Tree roots mapping

Tree roots mapping

Non-destructive techniques for examining and analyzing roots have become increasingly popular in recent years, owing to their ability to provide insights on the structure of tree roots without inflicting damage to the tree. The use of these techniques allows for undisturbed growth and ongoing observation of tree roots, enabling long-term monitoring of their systems. 

GPR technology is applied in the identification and depiction of roots, along with determining the amount and thickness of root biomass. The GPR has demonstrated remarkable promise owing to its accuracy and accessibility.

What problems can arise due to the presence of tree roots?

  • Trees have the potential to cause harm to buildings and other structures. Structures can be uplifted and damaged through direct contact with tree roots, as they grow and exert pressure.
  • Root growth often poses a common problem for underground services, particularly sewers, causing obstructions and damage. Typically, this type of harm is found in older infrastructure where the use of materials like bricks or concrete, which are prone to deterioration over time, was widespread.
  • Damage to road infrastructures
  • Gaining insights into the internal composition of trees, specifically regarding defects and the architecture of their root systems.

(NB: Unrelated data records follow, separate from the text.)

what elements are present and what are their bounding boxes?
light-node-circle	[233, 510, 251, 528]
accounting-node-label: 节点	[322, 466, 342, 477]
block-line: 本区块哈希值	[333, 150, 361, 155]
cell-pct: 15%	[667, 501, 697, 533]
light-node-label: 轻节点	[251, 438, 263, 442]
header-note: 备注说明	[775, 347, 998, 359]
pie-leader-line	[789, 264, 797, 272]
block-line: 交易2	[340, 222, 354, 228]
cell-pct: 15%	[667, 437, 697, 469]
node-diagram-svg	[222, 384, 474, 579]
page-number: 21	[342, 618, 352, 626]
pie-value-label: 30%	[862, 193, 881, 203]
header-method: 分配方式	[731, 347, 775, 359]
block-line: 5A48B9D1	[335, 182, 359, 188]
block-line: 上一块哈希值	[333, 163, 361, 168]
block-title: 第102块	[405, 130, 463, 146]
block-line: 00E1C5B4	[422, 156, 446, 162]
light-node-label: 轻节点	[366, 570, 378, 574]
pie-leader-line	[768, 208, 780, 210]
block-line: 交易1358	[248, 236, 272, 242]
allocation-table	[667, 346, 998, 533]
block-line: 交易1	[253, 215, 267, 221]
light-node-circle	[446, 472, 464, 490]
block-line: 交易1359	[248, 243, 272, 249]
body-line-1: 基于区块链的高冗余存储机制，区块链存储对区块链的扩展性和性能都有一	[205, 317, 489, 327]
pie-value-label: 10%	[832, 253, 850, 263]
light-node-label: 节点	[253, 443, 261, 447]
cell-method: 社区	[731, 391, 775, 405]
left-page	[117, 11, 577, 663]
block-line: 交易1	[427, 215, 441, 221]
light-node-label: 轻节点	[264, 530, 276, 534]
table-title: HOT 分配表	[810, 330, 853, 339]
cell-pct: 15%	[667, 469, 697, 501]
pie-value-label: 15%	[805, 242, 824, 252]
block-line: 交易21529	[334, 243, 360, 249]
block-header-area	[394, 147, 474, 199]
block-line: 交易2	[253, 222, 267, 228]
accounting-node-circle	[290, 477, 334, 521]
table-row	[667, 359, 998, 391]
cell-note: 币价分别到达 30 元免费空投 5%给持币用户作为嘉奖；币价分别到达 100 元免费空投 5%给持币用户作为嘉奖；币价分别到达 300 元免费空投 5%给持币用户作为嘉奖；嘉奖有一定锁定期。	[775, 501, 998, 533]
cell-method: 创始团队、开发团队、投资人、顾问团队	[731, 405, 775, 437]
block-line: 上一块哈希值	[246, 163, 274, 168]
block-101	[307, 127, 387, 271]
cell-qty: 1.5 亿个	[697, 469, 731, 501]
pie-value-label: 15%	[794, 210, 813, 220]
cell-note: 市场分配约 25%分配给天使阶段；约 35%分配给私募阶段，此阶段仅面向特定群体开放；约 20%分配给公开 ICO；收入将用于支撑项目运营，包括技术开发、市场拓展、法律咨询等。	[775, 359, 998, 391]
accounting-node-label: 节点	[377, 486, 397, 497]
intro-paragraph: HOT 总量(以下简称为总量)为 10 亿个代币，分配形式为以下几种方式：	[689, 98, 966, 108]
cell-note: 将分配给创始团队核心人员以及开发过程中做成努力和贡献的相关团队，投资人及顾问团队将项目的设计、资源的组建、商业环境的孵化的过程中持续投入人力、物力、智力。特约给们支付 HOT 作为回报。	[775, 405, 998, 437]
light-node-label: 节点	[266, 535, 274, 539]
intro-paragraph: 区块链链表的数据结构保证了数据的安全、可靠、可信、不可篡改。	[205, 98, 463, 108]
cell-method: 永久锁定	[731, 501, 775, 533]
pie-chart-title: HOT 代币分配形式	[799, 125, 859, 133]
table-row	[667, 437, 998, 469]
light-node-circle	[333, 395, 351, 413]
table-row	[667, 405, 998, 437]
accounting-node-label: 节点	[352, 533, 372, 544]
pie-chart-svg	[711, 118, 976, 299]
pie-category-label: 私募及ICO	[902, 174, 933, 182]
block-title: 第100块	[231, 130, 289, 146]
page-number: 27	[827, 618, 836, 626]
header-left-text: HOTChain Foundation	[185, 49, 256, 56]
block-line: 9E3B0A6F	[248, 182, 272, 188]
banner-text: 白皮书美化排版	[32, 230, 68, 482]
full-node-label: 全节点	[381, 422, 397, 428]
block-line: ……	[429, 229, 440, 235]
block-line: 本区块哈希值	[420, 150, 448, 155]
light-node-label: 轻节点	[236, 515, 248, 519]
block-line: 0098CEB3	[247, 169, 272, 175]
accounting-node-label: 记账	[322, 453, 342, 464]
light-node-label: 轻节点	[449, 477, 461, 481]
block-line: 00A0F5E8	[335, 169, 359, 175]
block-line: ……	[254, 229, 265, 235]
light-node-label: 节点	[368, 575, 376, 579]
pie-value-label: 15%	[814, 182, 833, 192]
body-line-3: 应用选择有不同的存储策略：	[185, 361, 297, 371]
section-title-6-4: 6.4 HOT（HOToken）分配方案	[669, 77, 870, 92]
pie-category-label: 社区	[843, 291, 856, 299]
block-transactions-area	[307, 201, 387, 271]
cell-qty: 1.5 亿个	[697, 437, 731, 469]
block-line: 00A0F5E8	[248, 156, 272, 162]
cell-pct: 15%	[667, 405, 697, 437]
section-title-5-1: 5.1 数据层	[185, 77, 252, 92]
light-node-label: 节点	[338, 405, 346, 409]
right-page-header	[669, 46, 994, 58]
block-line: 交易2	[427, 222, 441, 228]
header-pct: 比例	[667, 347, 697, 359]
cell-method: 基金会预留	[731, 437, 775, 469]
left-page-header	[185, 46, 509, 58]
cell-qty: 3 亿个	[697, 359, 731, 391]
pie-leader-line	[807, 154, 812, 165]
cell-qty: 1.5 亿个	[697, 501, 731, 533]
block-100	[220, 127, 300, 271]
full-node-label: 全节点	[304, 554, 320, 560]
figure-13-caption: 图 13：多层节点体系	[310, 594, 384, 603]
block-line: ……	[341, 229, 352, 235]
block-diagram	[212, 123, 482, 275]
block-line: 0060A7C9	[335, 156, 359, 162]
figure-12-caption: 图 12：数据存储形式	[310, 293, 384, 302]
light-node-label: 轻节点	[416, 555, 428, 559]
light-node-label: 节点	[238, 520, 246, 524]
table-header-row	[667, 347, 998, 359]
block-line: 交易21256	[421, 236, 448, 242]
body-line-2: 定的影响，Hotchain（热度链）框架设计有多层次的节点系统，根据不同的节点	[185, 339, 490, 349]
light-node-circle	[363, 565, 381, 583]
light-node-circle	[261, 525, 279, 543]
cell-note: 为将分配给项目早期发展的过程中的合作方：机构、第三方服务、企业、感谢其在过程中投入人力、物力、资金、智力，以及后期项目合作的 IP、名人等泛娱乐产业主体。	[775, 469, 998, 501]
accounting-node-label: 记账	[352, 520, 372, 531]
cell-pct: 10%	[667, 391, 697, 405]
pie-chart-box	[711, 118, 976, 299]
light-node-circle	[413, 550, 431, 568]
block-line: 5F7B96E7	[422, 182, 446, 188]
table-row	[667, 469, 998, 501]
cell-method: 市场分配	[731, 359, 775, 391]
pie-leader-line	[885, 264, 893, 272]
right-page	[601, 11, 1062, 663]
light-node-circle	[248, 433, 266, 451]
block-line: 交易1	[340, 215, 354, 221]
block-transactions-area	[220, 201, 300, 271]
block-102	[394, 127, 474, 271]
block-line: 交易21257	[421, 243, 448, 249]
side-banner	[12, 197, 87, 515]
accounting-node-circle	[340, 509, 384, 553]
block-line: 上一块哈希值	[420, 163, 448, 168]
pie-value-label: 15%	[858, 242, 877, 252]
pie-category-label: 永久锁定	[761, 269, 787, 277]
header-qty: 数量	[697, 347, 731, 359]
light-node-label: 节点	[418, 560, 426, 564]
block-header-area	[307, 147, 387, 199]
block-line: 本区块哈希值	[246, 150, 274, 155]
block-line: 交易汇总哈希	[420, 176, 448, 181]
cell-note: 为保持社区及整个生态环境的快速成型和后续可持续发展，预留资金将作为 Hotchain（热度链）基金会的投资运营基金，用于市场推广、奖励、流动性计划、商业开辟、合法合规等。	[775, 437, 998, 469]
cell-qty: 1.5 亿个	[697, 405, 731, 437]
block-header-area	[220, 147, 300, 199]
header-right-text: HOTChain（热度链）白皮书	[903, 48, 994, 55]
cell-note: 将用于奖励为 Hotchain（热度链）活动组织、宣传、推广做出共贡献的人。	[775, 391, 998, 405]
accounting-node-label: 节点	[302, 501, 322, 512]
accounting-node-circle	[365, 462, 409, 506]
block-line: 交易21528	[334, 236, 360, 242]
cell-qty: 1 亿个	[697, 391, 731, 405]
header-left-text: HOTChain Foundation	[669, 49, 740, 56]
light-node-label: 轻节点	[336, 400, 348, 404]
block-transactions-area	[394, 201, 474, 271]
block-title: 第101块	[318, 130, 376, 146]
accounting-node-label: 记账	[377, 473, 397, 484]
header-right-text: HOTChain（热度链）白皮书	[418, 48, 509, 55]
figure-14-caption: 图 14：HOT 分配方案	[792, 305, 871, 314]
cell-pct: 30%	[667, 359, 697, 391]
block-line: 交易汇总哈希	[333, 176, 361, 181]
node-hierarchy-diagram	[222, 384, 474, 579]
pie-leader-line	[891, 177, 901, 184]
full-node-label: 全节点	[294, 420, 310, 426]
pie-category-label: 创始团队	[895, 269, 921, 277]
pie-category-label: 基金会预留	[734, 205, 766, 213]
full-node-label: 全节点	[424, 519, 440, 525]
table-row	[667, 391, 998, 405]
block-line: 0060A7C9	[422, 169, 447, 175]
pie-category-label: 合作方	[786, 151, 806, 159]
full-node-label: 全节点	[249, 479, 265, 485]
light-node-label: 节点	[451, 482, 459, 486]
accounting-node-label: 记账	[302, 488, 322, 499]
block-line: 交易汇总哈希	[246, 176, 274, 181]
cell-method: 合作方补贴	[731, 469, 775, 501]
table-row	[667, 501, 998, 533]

    The correct upkeep of the ecosystem and preservation of the overall climate conditions are closely tied to the appropriate handling, monitoring, and safeguarding of forests. It is well-known that insects and diseases pose a significant risk to the well-being of trees and could potentially cause certain tree species to become extinct.

Advantages of mapping tree roots with GPR over other methods:

  • The ability to quickly scan the root systems of big trees in real-life environments.
  • The non-invasive method does not disrupt the soil or harm the trees being studied.
  • Multiple measurements can be taken over time to understand the long-term development of the root system.
  • GPR technology allows for the observation of root distribution beneath solid surfaces such as concrete, asphalt, and buildings.
  • GPR technology has accuracy to detect even small structural roots with diameters as small as 1 cm.